Rede von
Otto
Schily
- Parteizugehörigkeit zum Zeitpunkt der Rede:
(BÜNDNIS 90/DIE GRÜNEN)
- Letzte offizielle eingetragene Parteizugehörigkeit: (SPD)
Frau Präsidentin! Meine Damen und Herren Kollegen! Die neuesten Hiobsbotschaften aus Hanau werden möglicherweise den Herrn Bundeskanzler wiederum Zuflucht bei der Formel suchen lassen, die Situation sei über ihn gekommen.
Ob der Bundeskanzler der von den schockierenden Nachrichten aus Hanau mit Recht äußerst beunruhigten Bevölkerung noch andere Kommentare zu bieten hat, werden wir während dieser Debatte erfahren —oder auch nicht.
Jedenfalls hat der immerhin manchmal schwach aktive Umweltminister Töpfer eine Konsequenz gezogen, die wir begrüßen, und die seit langem fällige Schließung der Firma Nukem verfügt, wenn auch nur vorläufig bis zur vollständigen Klärung des Sachverhalts, wie es heißt.
Ich meine aber nicht, daß das Anlaß bietet, besondere Lobeshymnen auf Herrn Töpfer anzustimmen. Vergessen wir bitte nicht, daß diese Entscheidung nach dem Atomgesetz zwingend vorgeschrieben ist.
Aber so weit sind wir ja offenbar gekommen, daß wir einer Regierung schon dankbar sein müssen, daß sie sich an die gesetzlichen Vorschriften hält.
Wir haben in der Vergangenheit eine Vielzahl erschreckender Erkenntnisse sammeln müssen, daß es beispielsweise möglich ist, daß in Hanau eine Reihe von Nuklearbetrieben mit einem besonders hohen Gefährdungsgrad errichtet und eröffnet worden sind, ohne daß die gesetzlich vorgeschriebenen Errichtungs- und Betriebsgenehmigungen erteilt worden sind. Vor dem Hintergrund der heutigen Erkenntnislage wirkt dieser Zustand besonders dramatisch.
Dafür — das sage ich sowohl an die Adresse dieser Seite als auch an die Adresse der Sozialdemokratie — tragen Sie gemeinsam die Verantwortung.
Das müssen Sie heute ernst nehmen.
Ich glaube, das ist auch der Grund dafür, daß gerade Sie sich in Ihren Reihen seit langem gegen eine vollständige Aufklärung sperren, daß Sie sich einem Untersuchungsausschuß im Hessischen Landtag verweigert haben und daß Sie sich einem Untersuchungsausschuß hier im Bundestag verweigert haben.
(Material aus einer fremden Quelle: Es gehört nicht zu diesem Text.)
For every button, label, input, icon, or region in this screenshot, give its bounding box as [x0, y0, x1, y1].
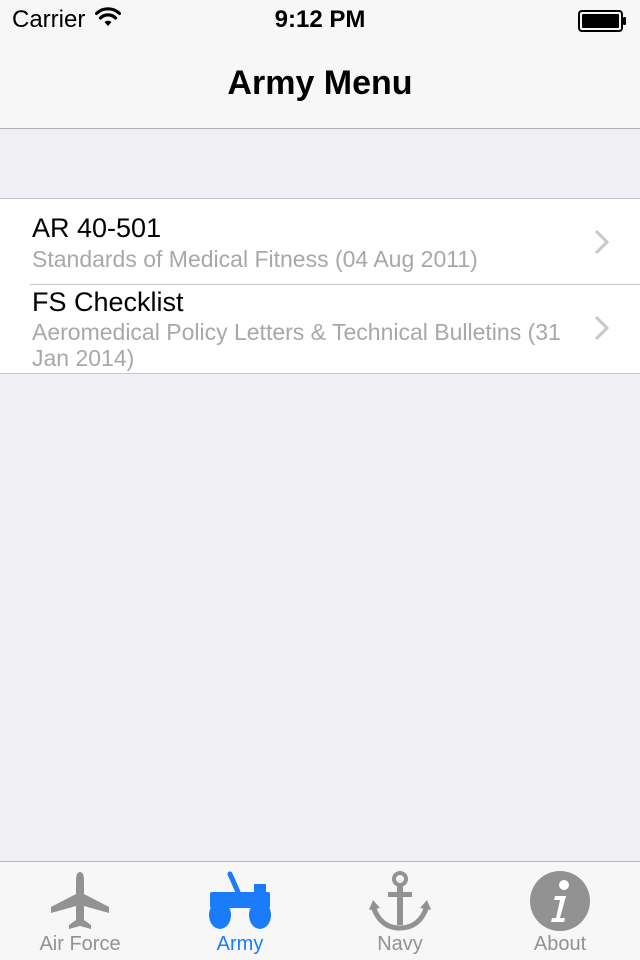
tab-air-force[interactable]: Air Force: [0, 862, 160, 960]
tab-bar: Air Force Army Navy About: [0, 861, 640, 960]
tab-label: Navy: [377, 933, 423, 955]
status-time: 9:12 PM: [274, 6, 366, 33]
menu-table: AR 40-501 Standards of Medical Fitness (…: [0, 198, 640, 374]
anchor-icon: [368, 870, 432, 937]
jeep-icon: [208, 870, 272, 937]
tab-army[interactable]: Army: [160, 862, 320, 960]
info-icon: [529, 870, 591, 937]
screen: Carrier 9:12 PM Army Menu AR 40-501 Stan…: [0, 0, 640, 960]
tab-about[interactable]: About: [480, 862, 640, 960]
page-title: Army Menu: [227, 64, 413, 102]
airplane-icon: [49, 870, 111, 937]
row-title: AR 40-501: [32, 213, 162, 243]
navigation-bar: Carrier 9:12 PM Army Menu: [0, 0, 640, 129]
row-title: FS Checklist: [32, 287, 184, 317]
tab-label: Air Force: [39, 933, 121, 955]
table-row[interactable]: FS Checklist Aeromedical Policy Letters …: [0, 285, 640, 373]
tab-label: About: [533, 933, 587, 955]
battery-icon: [578, 10, 628, 37]
tab-label: Army: [216, 933, 264, 955]
chevron-right-icon: [594, 315, 610, 346]
chevron-right-icon: [594, 229, 610, 260]
row-subtitle: Aeromedical Policy Letters & Technical B…: [32, 319, 561, 371]
tab-navy[interactable]: Navy: [320, 862, 480, 960]
table-row[interactable]: AR 40-501 Standards of Medical Fitness (…: [0, 199, 640, 285]
row-subtitle: Standards of Medical Fitness (04 Aug 201…: [32, 246, 478, 272]
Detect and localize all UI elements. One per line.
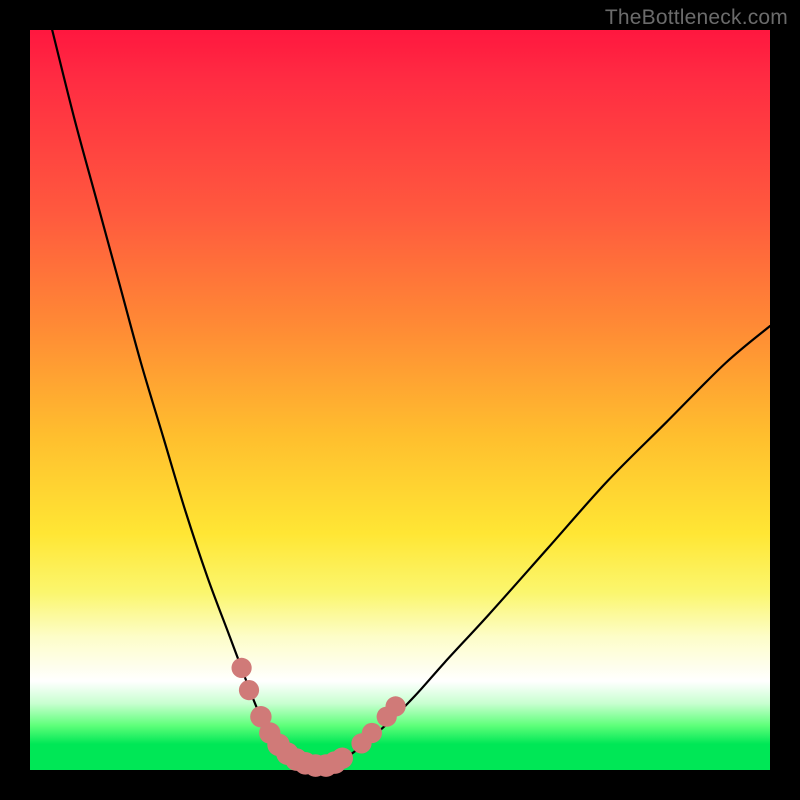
- highlight-dot: [232, 658, 252, 678]
- chart-frame: TheBottleneck.com: [0, 0, 800, 800]
- bottleneck-curve-svg: [30, 30, 770, 770]
- bottleneck-curve: [52, 30, 770, 766]
- highlight-dot: [386, 696, 406, 716]
- highlight-dot: [332, 748, 353, 769]
- highlight-dot: [362, 723, 382, 743]
- highlight-markers: [232, 658, 406, 777]
- chart-plot-area: [30, 30, 770, 770]
- watermark-text: TheBottleneck.com: [605, 6, 788, 30]
- highlight-dot: [239, 680, 259, 700]
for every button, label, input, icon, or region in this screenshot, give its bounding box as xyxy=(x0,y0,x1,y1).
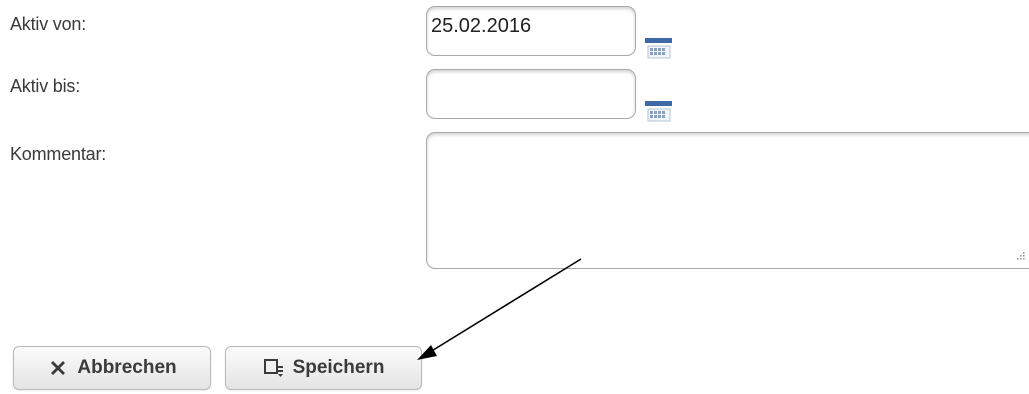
cancel-button[interactable]: Abbrechen xyxy=(13,346,211,390)
close-icon xyxy=(51,361,66,375)
save-button[interactable]: Speichern xyxy=(225,346,422,390)
active-from-label: Aktiv von: xyxy=(10,14,87,34)
resize-grip-icon[interactable] xyxy=(1014,250,1026,262)
comment-textarea[interactable] xyxy=(426,132,1029,269)
calendar-icon[interactable] xyxy=(644,99,674,125)
active-to-label: Aktiv bis: xyxy=(10,76,81,96)
calendar-icon[interactable] xyxy=(644,36,674,62)
cancel-button-label: Abbrechen xyxy=(77,357,177,378)
save-icon xyxy=(263,359,283,377)
comment-label: Kommentar: xyxy=(10,144,107,164)
active-to-input[interactable] xyxy=(426,69,636,119)
active-from-input[interactable] xyxy=(426,6,636,56)
save-button-label: Speichern xyxy=(292,357,385,378)
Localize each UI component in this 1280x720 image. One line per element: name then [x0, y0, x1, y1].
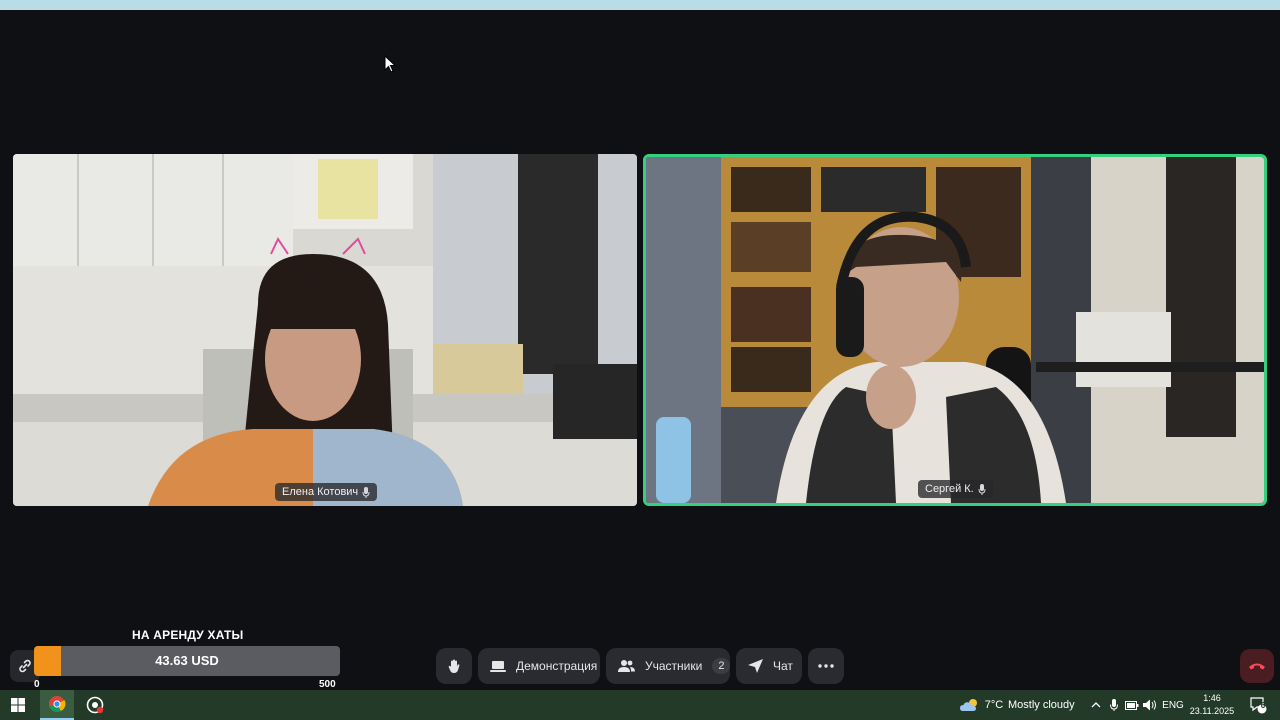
- start-button[interactable]: [4, 690, 32, 720]
- notifications-count: 6: [1260, 701, 1266, 710]
- participant-name: Сергей К.: [925, 483, 974, 495]
- taskbar-clock[interactable]: 1:46 23.11.2025: [1186, 692, 1238, 718]
- tray-overflow-button[interactable]: [1088, 690, 1104, 720]
- donation-goal-title: НА АРЕНДУ ХАТЫ: [132, 628, 244, 642]
- mouse-cursor-icon: [384, 55, 396, 73]
- participants-button[interactable]: Участники 2: [606, 648, 731, 684]
- participant-name: Елена Котович: [282, 486, 359, 498]
- people-icon: [618, 660, 635, 672]
- screen-share-icon: [490, 661, 506, 672]
- donation-amount: 43.63 USD: [155, 653, 219, 668]
- tray-volume[interactable]: [1142, 690, 1158, 720]
- cloud-icon: [960, 699, 977, 711]
- screenshare-button[interactable]: Демонстрация: [478, 648, 600, 684]
- battery-icon: [1125, 700, 1139, 710]
- tray-battery[interactable]: [1124, 690, 1140, 720]
- hand-icon: [448, 659, 460, 673]
- video-feed-room: [646, 157, 1264, 503]
- chrome-icon: [49, 696, 66, 713]
- video-tile-sergey-active-speaker[interactable]: Сергей К.: [643, 154, 1267, 506]
- chat-label: Чат: [773, 659, 793, 673]
- participants-label: Участники: [645, 659, 703, 673]
- raise-hand-button[interactable]: [436, 648, 472, 684]
- speaker-icon: [1143, 699, 1156, 711]
- weather-widget-icon[interactable]: [958, 690, 982, 720]
- leave-call-button[interactable]: [1240, 649, 1274, 683]
- donation-progress-bar: 43.63 USD: [34, 646, 340, 676]
- microphone-icon: [362, 486, 370, 498]
- chevron-up-icon: [1091, 702, 1101, 708]
- link-icon: [19, 659, 31, 673]
- video-tile-elena[interactable]: Елена Котович: [13, 154, 637, 506]
- donation-max-value: 500: [319, 679, 336, 690]
- tray-microphone[interactable]: [1106, 690, 1122, 720]
- participant-name-tag: Сергей К.: [918, 480, 993, 498]
- notifications-button[interactable]: 6: [1244, 690, 1272, 720]
- weather-temperature: 7°C: [984, 699, 1004, 711]
- taskbar-chrome[interactable]: [40, 690, 74, 720]
- phone-hangup-icon: [1249, 663, 1265, 670]
- obs-record-icon: [86, 696, 104, 714]
- participants-count-badge: 2: [712, 658, 731, 674]
- windows-logo-icon: [11, 698, 25, 712]
- clock-date: 23.11.2025: [1189, 706, 1235, 716]
- screenshare-label: Демонстрация: [516, 659, 598, 673]
- chat-button[interactable]: Чат: [736, 648, 802, 684]
- windows-taskbar: 7°C Mostly cloudy ENG 6: [0, 690, 1280, 720]
- send-paper-plane-icon: [748, 659, 763, 673]
- more-dots-icon: [818, 664, 834, 668]
- donation-min-value: 0: [34, 679, 40, 690]
- browser-top-strip: [0, 0, 1280, 10]
- microphone-icon: [1110, 699, 1118, 711]
- microphone-icon: [978, 483, 986, 495]
- clock-time: 1:46: [1203, 693, 1221, 703]
- weather-description: Mostly cloudy: [1008, 699, 1075, 711]
- taskbar-app[interactable]: [80, 690, 110, 720]
- more-options-button[interactable]: [808, 648, 844, 684]
- video-feed-kitchen: [13, 154, 637, 506]
- participant-name-tag: Елена Котович: [275, 483, 378, 501]
- tray-language[interactable]: ENG: [1160, 690, 1186, 720]
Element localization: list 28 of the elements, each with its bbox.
Das wollen wir hier festhalten.
Lieber Herr Hauff, ich sage Ihnen eines. Sie haben hier heute mit großem Tremolo verkündet: Jede Stunde, die die Aufklärung verzögert wird, schadet unserem Volk. Ja, wo waren Sie denn im vergangenen Jahr? Wo waren Sie denn, als es darum ging, einen Untersuchungsausschuß einzusetzen? Da habe ich nichts von Ihnen gehört. Warum waren Sie nicht hier im Bundestag und haben sich unseren Forderungen angeschlossen, solche Aufklärung vorzunehmen?
Kann eigentlich irgend jemand, meine Damen und Herren, von den Vorkommnissen bei den Hanauer Nuklearbetrieben wirklich überrascht sein?